Economie
Marché du travail en 2025: 193.000 emplois créés, chômage en léger recul mais sous-emploi en hausse
03/02/2026 - 10:37
SNRTnews
L’économie nationale a créé 193.000 postes d’emploi entre 2024 et 2025, contre 82.000 une année auparavant, selon la note d’information du Haut-Commissariat au Plan (HCP) relative à la situation du marché du travail en 2025. Cette évolution résulte d’une création de 203.000 emplois en milieu urbain et d’une perte de 10.000 postes en milieu rural.
La totalité des emplois créés est de nature rémunérée, avec une hausse de 249.000 postes, tandis que l’emploi non rémunéré a reculé de 55.000 postes, principalement en milieu rural. Les services demeurent le principal moteur de la création d’emplois, avec 123.000 postes supplémentaires, suivis des BTP (64.000) et de l’industrie (46.000). À l’inverse, le secteur de l’agriculture, de la forêt et de la pêche a enregistré une perte nette de 41.000 emplois.
Taux d’activité quasi stable, emploi en légère progression
Le taux d’activité est resté stable à 43,5% entre 2024 et 2025. Il a légèrement reculé en milieu rural, passant de 46,5% à 46,1%, et progressé en milieu urbain de 42% à 42,2%. Par sexe, ce taux est demeuré quasi inchangé aussi bien chez les hommes que chez les femmes.
Le taux d’emploi a, pour sa part, augmenté marginalement au niveau national, de 37,7% à 37,8%. Cette évolution masque toutefois des disparités territoriales, avec une hausse en milieu urbain et une baisse en milieu rural. L’emploi des hommes a progressé, tandis que celui des femmes a enregistré un léger recul.

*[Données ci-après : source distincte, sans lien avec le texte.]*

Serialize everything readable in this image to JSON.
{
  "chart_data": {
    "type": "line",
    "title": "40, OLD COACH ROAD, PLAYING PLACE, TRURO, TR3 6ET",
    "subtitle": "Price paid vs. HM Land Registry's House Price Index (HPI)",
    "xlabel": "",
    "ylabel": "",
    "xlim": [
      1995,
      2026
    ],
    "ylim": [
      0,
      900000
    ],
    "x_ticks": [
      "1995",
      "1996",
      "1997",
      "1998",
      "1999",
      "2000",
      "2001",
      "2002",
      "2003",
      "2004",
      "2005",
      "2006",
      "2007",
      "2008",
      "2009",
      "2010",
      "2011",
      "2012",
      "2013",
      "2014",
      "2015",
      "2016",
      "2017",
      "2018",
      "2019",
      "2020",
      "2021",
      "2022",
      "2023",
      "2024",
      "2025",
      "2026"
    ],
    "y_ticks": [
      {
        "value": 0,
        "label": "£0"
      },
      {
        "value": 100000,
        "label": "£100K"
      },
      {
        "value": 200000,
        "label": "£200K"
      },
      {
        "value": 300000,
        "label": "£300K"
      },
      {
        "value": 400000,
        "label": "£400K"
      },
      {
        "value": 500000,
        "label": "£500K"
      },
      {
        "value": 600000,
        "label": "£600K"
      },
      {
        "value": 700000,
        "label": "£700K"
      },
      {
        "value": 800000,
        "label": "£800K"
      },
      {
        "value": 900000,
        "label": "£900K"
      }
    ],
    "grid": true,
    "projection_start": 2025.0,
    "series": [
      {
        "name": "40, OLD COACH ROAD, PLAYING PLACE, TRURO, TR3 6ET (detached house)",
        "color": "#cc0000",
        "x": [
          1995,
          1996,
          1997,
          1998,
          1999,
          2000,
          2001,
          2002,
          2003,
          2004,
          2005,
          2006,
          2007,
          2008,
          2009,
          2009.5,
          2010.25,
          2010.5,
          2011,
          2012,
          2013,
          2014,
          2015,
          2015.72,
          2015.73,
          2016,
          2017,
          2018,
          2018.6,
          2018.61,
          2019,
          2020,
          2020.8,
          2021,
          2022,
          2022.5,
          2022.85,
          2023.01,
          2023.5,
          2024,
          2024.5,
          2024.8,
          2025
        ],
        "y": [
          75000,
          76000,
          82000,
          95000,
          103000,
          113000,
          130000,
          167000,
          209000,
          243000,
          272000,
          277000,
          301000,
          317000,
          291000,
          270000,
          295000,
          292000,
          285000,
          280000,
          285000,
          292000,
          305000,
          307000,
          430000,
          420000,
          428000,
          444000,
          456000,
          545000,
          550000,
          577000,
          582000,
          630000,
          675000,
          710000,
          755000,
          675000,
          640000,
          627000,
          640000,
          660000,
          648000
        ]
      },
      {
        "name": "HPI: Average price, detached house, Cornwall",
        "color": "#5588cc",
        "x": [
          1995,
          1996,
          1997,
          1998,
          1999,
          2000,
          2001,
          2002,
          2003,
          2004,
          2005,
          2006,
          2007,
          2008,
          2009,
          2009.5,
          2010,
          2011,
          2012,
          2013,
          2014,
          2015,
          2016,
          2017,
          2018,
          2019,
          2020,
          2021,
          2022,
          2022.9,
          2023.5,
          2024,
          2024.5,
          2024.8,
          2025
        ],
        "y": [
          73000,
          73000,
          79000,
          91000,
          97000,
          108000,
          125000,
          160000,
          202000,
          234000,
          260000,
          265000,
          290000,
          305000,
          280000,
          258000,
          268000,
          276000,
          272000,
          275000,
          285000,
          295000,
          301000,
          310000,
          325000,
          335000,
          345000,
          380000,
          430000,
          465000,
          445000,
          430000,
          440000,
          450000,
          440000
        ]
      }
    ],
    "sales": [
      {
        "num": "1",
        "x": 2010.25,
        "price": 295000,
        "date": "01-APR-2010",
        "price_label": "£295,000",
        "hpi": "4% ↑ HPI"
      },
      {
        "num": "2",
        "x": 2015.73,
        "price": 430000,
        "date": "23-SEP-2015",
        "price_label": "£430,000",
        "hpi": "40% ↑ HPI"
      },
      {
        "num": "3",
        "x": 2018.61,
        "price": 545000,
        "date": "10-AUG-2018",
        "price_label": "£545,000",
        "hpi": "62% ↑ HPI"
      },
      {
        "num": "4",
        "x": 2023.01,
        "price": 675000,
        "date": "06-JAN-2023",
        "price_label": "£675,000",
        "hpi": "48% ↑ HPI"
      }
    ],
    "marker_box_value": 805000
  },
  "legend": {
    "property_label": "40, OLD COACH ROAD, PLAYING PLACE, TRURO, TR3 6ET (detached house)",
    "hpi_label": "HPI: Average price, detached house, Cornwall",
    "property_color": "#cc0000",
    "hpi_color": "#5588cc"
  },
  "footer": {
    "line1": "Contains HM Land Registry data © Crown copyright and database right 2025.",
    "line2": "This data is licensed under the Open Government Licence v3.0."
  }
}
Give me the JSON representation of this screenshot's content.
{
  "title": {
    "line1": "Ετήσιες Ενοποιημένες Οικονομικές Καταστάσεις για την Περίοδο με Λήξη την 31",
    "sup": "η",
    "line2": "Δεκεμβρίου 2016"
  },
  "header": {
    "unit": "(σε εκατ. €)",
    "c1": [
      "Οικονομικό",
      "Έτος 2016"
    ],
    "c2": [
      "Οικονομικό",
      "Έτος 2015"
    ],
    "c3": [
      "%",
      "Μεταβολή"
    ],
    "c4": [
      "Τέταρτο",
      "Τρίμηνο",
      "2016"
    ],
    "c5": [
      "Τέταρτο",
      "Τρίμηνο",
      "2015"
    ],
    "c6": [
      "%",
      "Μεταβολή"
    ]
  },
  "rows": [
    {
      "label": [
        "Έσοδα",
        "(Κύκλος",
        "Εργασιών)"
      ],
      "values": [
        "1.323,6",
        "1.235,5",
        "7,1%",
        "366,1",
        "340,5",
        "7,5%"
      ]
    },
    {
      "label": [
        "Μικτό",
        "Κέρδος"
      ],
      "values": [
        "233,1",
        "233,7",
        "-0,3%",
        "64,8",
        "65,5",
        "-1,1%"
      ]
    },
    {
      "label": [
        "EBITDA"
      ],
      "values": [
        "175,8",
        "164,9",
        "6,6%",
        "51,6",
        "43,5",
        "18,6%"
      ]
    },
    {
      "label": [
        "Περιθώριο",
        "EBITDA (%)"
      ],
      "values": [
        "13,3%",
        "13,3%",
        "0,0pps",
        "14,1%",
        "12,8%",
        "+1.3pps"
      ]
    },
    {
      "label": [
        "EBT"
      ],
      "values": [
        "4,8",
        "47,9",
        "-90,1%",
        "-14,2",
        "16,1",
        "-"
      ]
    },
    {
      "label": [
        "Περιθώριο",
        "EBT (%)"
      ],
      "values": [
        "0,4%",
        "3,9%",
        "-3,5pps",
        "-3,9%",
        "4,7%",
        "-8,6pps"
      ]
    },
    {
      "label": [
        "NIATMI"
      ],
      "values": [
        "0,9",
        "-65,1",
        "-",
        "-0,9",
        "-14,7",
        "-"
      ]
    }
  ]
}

Baisse du chômage, mais disparités persistantes
Le nombre de chômeurs a diminué de 17.000 personnes en 2025, pour s’établir à 1.621.000 au niveau national. Le taux de chômage est ainsi passé de 13,3% à 13%. Cette baisse concerne aussi bien le milieu urbain que rural.

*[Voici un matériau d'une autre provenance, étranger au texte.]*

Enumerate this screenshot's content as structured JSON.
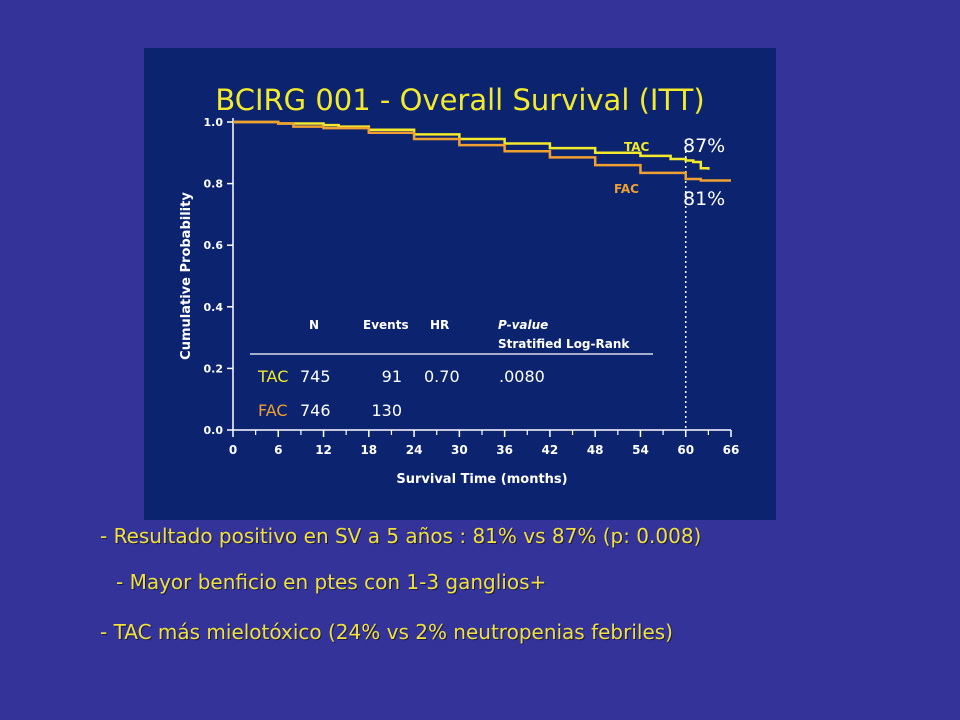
{
  "chart_data": {
    "type": "line",
    "title": "BCIRG 001 - Overall Survival (ITT)",
    "xlabel": "Survival Time (months)",
    "ylabel": "Cumulative Probability",
    "xlim": [
      0,
      66
    ],
    "ylim": [
      0.0,
      1.0
    ],
    "x_ticks": [
      0,
      6,
      12,
      18,
      24,
      30,
      36,
      42,
      48,
      54,
      60,
      66
    ],
    "y_ticks": [
      "0.0",
      "0.2",
      "0.4",
      "0.6",
      "0.8",
      "1.0"
    ],
    "grid": false,
    "reference_line_x": 60,
    "series": [
      {
        "name": "TAC",
        "color": "#f2ea2a",
        "x": [
          0,
          6,
          12,
          14,
          18,
          24,
          30,
          36,
          42,
          48,
          54,
          58,
          60,
          61,
          62,
          63
        ],
        "y": [
          1.0,
          0.995,
          0.99,
          0.985,
          0.975,
          0.96,
          0.945,
          0.93,
          0.915,
          0.9,
          0.89,
          0.88,
          0.875,
          0.87,
          0.85,
          0.845
        ],
        "end_label": "87%"
      },
      {
        "name": "FAC",
        "color": "#f0a030",
        "x": [
          0,
          6,
          8,
          12,
          18,
          24,
          30,
          36,
          42,
          48,
          54,
          60,
          62,
          66
        ],
        "y": [
          1.0,
          0.995,
          0.985,
          0.98,
          0.965,
          0.945,
          0.925,
          0.905,
          0.885,
          0.86,
          0.835,
          0.815,
          0.81,
          0.81
        ],
        "end_label": "81%"
      }
    ],
    "stats_table": {
      "headers": [
        "N",
        "Events",
        "HR",
        "P-value",
        "Stratified Log-Rank"
      ],
      "rows": [
        {
          "arm": "TAC",
          "n": "745",
          "events": "91",
          "hr": "0.70",
          "p": ".0080"
        },
        {
          "arm": "FAC",
          "n": "746",
          "events": "130",
          "hr": "",
          "p": ""
        }
      ]
    }
  },
  "bullets": [
    "- Resultado positivo en SV a 5 años : 81% vs 87% (p: 0.008)",
    "- Mayor benficio en ptes con 1-3 ganglios+",
    "- TAC más mielotóxico (24% vs 2% neutropenias febriles)"
  ]
}
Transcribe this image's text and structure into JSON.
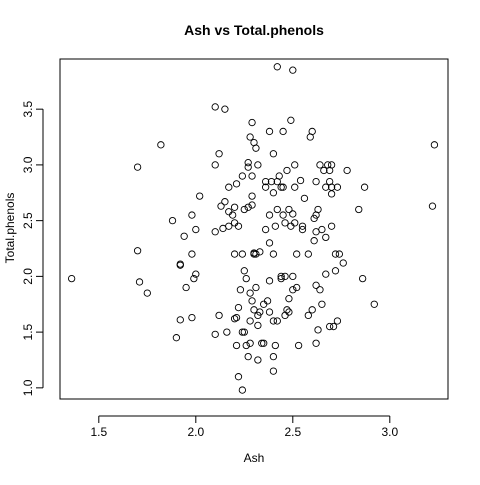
{
  "chart_data": {
    "type": "scatter",
    "title": "Ash vs Total.phenols",
    "xlabel": "Ash",
    "ylabel": "Total.phenols",
    "xlim": [
      1.3,
      3.3
    ],
    "ylim": [
      0.9,
      3.95
    ],
    "xticks": [
      1.5,
      2.0,
      2.5,
      3.0
    ],
    "yticks": [
      1.0,
      1.5,
      2.0,
      2.5,
      3.0,
      3.5
    ],
    "grid": false,
    "marker": "open-circle",
    "points": [
      [
        1.36,
        1.98
      ],
      [
        1.7,
        2.98
      ],
      [
        1.7,
        2.23
      ],
      [
        1.71,
        1.95
      ],
      [
        1.75,
        1.85
      ],
      [
        1.82,
        3.18
      ],
      [
        1.88,
        2.5
      ],
      [
        1.9,
        1.45
      ],
      [
        1.92,
        2.11
      ],
      [
        1.92,
        2.1
      ],
      [
        1.92,
        1.61
      ],
      [
        1.94,
        2.36
      ],
      [
        1.95,
        1.9
      ],
      [
        1.98,
        2.55
      ],
      [
        1.98,
        1.63
      ],
      [
        1.98,
        2.2
      ],
      [
        1.99,
        1.98
      ],
      [
        2.0,
        2.02
      ],
      [
        2.0,
        2.42
      ],
      [
        2.02,
        2.72
      ],
      [
        2.1,
        3.52
      ],
      [
        2.1,
        3.0
      ],
      [
        2.1,
        2.4
      ],
      [
        2.1,
        1.48
      ],
      [
        2.12,
        3.1
      ],
      [
        2.12,
        1.65
      ],
      [
        2.13,
        2.63
      ],
      [
        2.14,
        2.43
      ],
      [
        2.15,
        3.5
      ],
      [
        2.15,
        2.67
      ],
      [
        2.16,
        1.5
      ],
      [
        2.17,
        2.8
      ],
      [
        2.17,
        2.58
      ],
      [
        2.17,
        2.45
      ],
      [
        2.19,
        2.55
      ],
      [
        2.2,
        2.62
      ],
      [
        2.2,
        2.48
      ],
      [
        2.2,
        2.2
      ],
      [
        2.2,
        1.62
      ],
      [
        2.21,
        1.38
      ],
      [
        2.21,
        1.63
      ],
      [
        2.21,
        2.83
      ],
      [
        2.22,
        1.1
      ],
      [
        2.22,
        2.45
      ],
      [
        2.22,
        1.72
      ],
      [
        2.23,
        1.88
      ],
      [
        2.24,
        0.98
      ],
      [
        2.24,
        2.9
      ],
      [
        2.24,
        1.5
      ],
      [
        2.24,
        2.2
      ],
      [
        2.25,
        1.5
      ],
      [
        2.25,
        2.6
      ],
      [
        2.25,
        2.05
      ],
      [
        2.26,
        1.98
      ],
      [
        2.26,
        1.38
      ],
      [
        2.27,
        1.28
      ],
      [
        2.27,
        2.62
      ],
      [
        2.27,
        3.02
      ],
      [
        2.27,
        2.98
      ],
      [
        2.28,
        3.25
      ],
      [
        2.28,
        1.6
      ],
      [
        2.28,
        1.4
      ],
      [
        2.28,
        1.85
      ],
      [
        2.29,
        2.9
      ],
      [
        2.29,
        2.64
      ],
      [
        2.29,
        3.38
      ],
      [
        2.29,
        1.78
      ],
      [
        2.29,
        2.72
      ],
      [
        2.3,
        2.2
      ],
      [
        2.3,
        3.2
      ],
      [
        2.3,
        1.7
      ],
      [
        2.3,
        2.21
      ],
      [
        2.31,
        3.15
      ],
      [
        2.31,
        2.2
      ],
      [
        2.31,
        1.9
      ],
      [
        2.32,
        1.65
      ],
      [
        2.32,
        1.56
      ],
      [
        2.32,
        1.25
      ],
      [
        2.32,
        3.0
      ],
      [
        2.33,
        2.22
      ],
      [
        2.33,
        1.68
      ],
      [
        2.34,
        1.4
      ],
      [
        2.35,
        1.75
      ],
      [
        2.35,
        1.4
      ],
      [
        2.36,
        2.42
      ],
      [
        2.36,
        2.85
      ],
      [
        2.36,
        2.8
      ],
      [
        2.37,
        1.78
      ],
      [
        2.38,
        1.96
      ],
      [
        2.38,
        2.55
      ],
      [
        2.38,
        1.68
      ],
      [
        2.38,
        2.3
      ],
      [
        2.38,
        3.3
      ],
      [
        2.39,
        2.85
      ],
      [
        2.4,
        3.1
      ],
      [
        2.4,
        2.75
      ],
      [
        2.4,
        2.2
      ],
      [
        2.4,
        1.6
      ],
      [
        2.4,
        1.28
      ],
      [
        2.4,
        1.15
      ],
      [
        2.41,
        1.38
      ],
      [
        2.41,
        2.45
      ],
      [
        2.42,
        2.6
      ],
      [
        2.42,
        2.85
      ],
      [
        2.42,
        3.88
      ],
      [
        2.42,
        1.6
      ],
      [
        2.43,
        2.9
      ],
      [
        2.44,
        2.0
      ],
      [
        2.44,
        1.98
      ],
      [
        2.44,
        2.8
      ],
      [
        2.45,
        2.8
      ],
      [
        2.45,
        2.55
      ],
      [
        2.45,
        3.3
      ],
      [
        2.46,
        1.65
      ],
      [
        2.46,
        2.48
      ],
      [
        2.46,
        2.0
      ],
      [
        2.47,
        2.95
      ],
      [
        2.47,
        1.7
      ],
      [
        2.48,
        1.8
      ],
      [
        2.48,
        2.6
      ],
      [
        2.48,
        1.68
      ],
      [
        2.49,
        2.45
      ],
      [
        2.49,
        3.4
      ],
      [
        2.5,
        3.85
      ],
      [
        2.5,
        2.56
      ],
      [
        2.5,
        1.88
      ],
      [
        2.5,
        2.0
      ],
      [
        2.51,
        3.0
      ],
      [
        2.51,
        2.48
      ],
      [
        2.51,
        2.8
      ],
      [
        2.52,
        2.2
      ],
      [
        2.52,
        1.9
      ],
      [
        2.53,
        1.38
      ],
      [
        2.54,
        2.86
      ],
      [
        2.55,
        2.45
      ],
      [
        2.55,
        2.42
      ],
      [
        2.56,
        2.7
      ],
      [
        2.58,
        2.2
      ],
      [
        2.58,
        1.65
      ],
      [
        2.59,
        3.25
      ],
      [
        2.6,
        3.3
      ],
      [
        2.6,
        1.7
      ],
      [
        2.61,
        2.52
      ],
      [
        2.61,
        2.32
      ],
      [
        2.62,
        2.4
      ],
      [
        2.62,
        2.55
      ],
      [
        2.62,
        2.85
      ],
      [
        2.62,
        1.92
      ],
      [
        2.62,
        1.4
      ],
      [
        2.63,
        2.6
      ],
      [
        2.63,
        1.52
      ],
      [
        2.64,
        3.0
      ],
      [
        2.64,
        1.88
      ],
      [
        2.65,
        2.42
      ],
      [
        2.65,
        1.75
      ],
      [
        2.66,
        2.95
      ],
      [
        2.67,
        2.8
      ],
      [
        2.67,
        2.35
      ],
      [
        2.67,
        2.02
      ],
      [
        2.68,
        3.0
      ],
      [
        2.69,
        1.55
      ],
      [
        2.69,
        2.95
      ],
      [
        2.69,
        2.85
      ],
      [
        2.7,
        3.0
      ],
      [
        2.7,
        2.8
      ],
      [
        2.7,
        2.74
      ],
      [
        2.7,
        2.45
      ],
      [
        2.71,
        1.55
      ],
      [
        2.72,
        2.2
      ],
      [
        2.72,
        2.05
      ],
      [
        2.73,
        2.8
      ],
      [
        2.73,
        1.6
      ],
      [
        2.74,
        2.2
      ],
      [
        2.76,
        2.12
      ],
      [
        2.78,
        2.95
      ],
      [
        2.84,
        2.6
      ],
      [
        2.86,
        1.98
      ],
      [
        2.87,
        2.8
      ],
      [
        2.92,
        1.75
      ],
      [
        3.22,
        2.63
      ],
      [
        3.23,
        3.18
      ]
    ]
  }
}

Cependant, le chômage reste particulièrement élevé chez certaines catégories de la population. Le taux de chômage des jeunes âgés de 15 à 24 ans a augmenté, atteignant 37,2%. Il demeure également élevé parmi les femmes, avec un taux de 20,5%, et parmi les diplômés, malgré une légère baisse à 19,1%.
Par ailleurs, la structure du chômage évolue, marquée par une augmentation de la part des primo-demandeurs d’emploi et du chômage de longue durée. Plus de la moitié des chômeurs n’ont jamais travaillé et près des deux tiers sont au chômage depuis un an ou plus.
Hausse continue du sous-emploi
En parallèle à la baisse du chômage, le sous-emploi a poursuivi sa progression. Son volume est passé de 1.082.000 à 1.190.000 personnes entre 2024 et 2025, portant le taux national de 10,1% à 10,9%. Cette hausse est observée aussi bien en milieu urbain qu’en milieu rural.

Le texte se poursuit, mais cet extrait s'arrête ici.